I think everyone just went overboard here and a little sideways with ASP… You can absolutely scrape a site you don’t own in most parts of the world legally, and while it is nice to have permission, really the owner should be the one saying what you can and cannot do to their site via license, terms or communication. It was mentioned that we don’t know, so we should not assume!
If it is put on the internet, public-access is something the site owner has to expect, and because most bot’s only read the HTML, they have a lower bandwidth-footprint than a user loading the page.
I have come across numerous previous incumbents looking to rip-off clients I start work with, making services they cannot scrape but have entered into, will not work, cannot be modified, or services that are hard to read… The crux of the issue is sometimes it’s okay to go against someone’s wishes, and we certainly should not be going super-lawyer on this guy.

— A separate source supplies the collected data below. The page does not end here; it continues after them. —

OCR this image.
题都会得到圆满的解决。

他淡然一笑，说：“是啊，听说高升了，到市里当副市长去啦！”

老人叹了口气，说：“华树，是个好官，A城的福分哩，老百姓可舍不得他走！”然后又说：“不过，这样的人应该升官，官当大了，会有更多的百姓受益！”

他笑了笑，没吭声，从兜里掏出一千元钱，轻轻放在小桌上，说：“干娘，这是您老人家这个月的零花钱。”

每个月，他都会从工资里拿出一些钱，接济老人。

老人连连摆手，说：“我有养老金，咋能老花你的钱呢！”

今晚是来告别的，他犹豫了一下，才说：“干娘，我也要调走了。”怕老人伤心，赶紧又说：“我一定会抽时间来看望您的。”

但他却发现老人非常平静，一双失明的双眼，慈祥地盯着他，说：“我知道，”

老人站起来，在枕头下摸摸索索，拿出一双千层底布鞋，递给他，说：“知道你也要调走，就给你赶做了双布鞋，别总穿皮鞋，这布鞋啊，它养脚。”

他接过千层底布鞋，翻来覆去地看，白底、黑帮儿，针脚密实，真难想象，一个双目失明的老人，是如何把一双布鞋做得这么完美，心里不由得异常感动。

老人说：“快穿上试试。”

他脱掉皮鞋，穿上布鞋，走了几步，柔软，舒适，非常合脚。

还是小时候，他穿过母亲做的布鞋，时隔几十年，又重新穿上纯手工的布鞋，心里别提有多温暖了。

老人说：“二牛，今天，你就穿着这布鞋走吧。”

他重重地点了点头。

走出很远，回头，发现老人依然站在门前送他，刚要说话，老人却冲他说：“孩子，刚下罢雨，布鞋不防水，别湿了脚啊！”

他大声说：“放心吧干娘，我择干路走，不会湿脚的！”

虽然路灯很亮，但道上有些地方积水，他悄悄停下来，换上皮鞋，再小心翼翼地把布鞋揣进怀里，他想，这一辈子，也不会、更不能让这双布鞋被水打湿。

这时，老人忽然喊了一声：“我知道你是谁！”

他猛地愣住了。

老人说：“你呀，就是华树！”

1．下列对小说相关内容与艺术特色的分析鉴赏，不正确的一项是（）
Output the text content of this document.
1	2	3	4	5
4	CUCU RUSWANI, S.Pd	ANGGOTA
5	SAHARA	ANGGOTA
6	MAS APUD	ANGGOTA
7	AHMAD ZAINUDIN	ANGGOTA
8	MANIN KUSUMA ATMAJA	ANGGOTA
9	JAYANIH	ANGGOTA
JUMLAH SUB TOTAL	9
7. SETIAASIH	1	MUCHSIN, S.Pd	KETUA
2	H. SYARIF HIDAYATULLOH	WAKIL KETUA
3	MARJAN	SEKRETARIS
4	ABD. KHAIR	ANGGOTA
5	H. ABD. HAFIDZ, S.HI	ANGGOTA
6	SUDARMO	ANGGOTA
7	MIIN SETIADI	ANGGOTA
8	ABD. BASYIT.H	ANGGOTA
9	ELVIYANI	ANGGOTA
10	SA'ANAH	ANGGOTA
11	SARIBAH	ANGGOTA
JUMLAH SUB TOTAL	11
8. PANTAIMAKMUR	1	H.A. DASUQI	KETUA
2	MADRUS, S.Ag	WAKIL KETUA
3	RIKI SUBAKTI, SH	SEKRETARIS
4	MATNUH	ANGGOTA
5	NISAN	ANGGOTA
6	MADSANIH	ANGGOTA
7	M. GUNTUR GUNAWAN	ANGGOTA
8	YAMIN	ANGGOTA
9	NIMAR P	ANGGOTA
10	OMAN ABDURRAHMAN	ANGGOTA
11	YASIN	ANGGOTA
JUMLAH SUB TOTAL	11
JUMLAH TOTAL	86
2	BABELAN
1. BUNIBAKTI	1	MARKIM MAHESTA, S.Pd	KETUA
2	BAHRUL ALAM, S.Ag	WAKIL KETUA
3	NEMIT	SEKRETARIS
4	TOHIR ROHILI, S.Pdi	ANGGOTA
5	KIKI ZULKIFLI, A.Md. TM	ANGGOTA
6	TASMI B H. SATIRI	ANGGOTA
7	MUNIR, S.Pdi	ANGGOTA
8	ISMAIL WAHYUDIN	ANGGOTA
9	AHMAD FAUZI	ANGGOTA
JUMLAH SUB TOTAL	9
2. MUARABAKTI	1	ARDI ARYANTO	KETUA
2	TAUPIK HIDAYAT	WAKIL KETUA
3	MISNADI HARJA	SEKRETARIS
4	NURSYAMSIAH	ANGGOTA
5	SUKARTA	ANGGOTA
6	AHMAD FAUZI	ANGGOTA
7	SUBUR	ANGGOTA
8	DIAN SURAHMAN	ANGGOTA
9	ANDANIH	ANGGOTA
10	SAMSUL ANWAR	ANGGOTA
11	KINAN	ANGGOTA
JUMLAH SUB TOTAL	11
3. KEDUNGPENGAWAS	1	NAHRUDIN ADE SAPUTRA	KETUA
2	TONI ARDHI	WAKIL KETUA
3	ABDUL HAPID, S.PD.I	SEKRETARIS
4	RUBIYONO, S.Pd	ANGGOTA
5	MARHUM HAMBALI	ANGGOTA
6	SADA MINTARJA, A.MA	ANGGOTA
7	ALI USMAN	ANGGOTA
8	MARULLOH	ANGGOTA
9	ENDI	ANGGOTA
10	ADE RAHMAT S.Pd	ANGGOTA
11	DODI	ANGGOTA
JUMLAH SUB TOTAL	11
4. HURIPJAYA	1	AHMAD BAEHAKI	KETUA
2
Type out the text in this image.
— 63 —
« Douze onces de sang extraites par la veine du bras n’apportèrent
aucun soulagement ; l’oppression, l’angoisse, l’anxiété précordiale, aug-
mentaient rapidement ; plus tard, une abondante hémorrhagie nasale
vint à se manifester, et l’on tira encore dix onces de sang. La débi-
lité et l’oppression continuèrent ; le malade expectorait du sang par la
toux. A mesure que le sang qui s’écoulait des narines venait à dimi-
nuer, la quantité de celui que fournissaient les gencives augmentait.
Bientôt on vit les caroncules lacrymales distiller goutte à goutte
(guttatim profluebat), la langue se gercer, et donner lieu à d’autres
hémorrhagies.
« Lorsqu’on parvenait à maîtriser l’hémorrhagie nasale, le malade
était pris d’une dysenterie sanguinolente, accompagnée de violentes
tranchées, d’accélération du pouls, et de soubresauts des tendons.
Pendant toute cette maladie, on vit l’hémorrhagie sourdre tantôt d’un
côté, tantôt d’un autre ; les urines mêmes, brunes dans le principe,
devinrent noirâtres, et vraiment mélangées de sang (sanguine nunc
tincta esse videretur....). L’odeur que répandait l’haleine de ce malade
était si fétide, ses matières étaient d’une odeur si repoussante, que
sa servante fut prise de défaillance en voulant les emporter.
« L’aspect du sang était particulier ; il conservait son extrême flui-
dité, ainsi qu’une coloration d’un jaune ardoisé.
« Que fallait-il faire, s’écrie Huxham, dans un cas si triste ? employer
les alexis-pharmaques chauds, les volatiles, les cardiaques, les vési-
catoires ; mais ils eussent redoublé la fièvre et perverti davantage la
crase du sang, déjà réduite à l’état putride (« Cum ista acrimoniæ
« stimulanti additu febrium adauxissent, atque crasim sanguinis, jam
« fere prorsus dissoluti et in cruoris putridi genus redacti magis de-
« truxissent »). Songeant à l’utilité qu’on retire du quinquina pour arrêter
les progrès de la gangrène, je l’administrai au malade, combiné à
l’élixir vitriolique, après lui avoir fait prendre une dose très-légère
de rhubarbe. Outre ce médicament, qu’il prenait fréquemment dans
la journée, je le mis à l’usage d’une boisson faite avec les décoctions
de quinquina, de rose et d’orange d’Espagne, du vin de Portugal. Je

There are numerous ways to read the content, some using other languages, some using PHP, some using linux command line. For PHP, it is probably best to use something like PHPQuery with cURL, or setup a proxy on your server on a different port or url structure. I have even undertaken projects where we had to login to a service, let me assure you if the browser can do this, nd you are beig paid to or want to get something badly enough, then it is next to impossible to stop someone that wants to (cURL, phpQuery,proxying+jQuery, etc).
I am unfortunately not going to go beyond giving you this information, because I believe in self-learning and personal development, especially around anything where I do not know your full intent or use-case. If you really want it, you should be able to work it out in 1-2 weeks given the information provided.